Two weeks after the war began in September 1939 the magazine – Picture Post ran a 7 page article on the state of Britain's canals. The article briefly surveyed the past and present state of canal trade here and contrasted this with the conditions found on the continent. The emphasis was placed on  the ‘family nature’ of canal carrying and a Picture Post photographer was  sent to record the conditions in which the ‘bargees’ lived and worked.

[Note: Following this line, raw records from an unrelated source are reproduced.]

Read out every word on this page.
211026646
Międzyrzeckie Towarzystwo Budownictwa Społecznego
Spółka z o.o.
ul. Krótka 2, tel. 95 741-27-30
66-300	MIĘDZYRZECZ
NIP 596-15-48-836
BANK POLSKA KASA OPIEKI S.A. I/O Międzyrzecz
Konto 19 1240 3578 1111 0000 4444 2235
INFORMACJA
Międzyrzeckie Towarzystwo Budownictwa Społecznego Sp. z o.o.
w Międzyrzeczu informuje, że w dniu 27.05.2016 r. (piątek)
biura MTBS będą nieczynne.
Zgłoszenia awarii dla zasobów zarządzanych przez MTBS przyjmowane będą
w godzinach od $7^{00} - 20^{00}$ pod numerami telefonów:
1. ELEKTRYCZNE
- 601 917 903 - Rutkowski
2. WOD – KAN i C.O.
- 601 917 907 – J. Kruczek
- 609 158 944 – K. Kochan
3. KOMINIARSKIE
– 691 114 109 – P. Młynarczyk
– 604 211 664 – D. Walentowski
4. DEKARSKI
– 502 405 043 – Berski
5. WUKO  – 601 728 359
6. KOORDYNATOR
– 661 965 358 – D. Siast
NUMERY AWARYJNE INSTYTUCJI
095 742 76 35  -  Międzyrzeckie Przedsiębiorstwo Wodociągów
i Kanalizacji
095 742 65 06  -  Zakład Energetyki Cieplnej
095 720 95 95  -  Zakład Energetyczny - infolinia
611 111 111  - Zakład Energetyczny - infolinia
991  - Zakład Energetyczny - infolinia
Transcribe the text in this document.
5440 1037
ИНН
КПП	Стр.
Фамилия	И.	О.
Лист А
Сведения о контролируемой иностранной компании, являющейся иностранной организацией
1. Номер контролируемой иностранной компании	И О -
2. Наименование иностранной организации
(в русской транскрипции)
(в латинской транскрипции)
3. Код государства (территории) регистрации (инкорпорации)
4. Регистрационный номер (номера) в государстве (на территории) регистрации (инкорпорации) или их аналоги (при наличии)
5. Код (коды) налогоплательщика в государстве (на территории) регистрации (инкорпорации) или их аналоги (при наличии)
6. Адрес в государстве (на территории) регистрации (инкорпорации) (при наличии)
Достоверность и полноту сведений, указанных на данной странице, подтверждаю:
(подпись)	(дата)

The resulting article with its intimate shots of family life on the boats of the Grand Union Canal Carrying Co makes for interesting viewing today. The views of the boat children helping with boat & lock work are especially  valuable, since they are an aspect of boat life often overlooked & are precursors of the wonderful photography of Robert Longdon a little later (His work can be seen in Sonia Rolt’s book A Canal People).DSCN2191
The timing of the publication of this article was quite important and was probably prompted by the publication of the Committee of Imperial Defence’s report on the usefulness of British canals in wartime. DSCN2193
For those in 1939 however, this was not just a cosy article on the boatpeople's  life but was a reminder of the strategic role that canals and transport generally were to play in the coming struggle.
There is also one of the earliest mentions of what was to become the Ministry of Labours training scheme for new ‘bargees’ as the magazine kept calling them. DSCN2188
There are over 20 evocative photographs taken mostly on the boats of the GUCC’s fleet in and around London.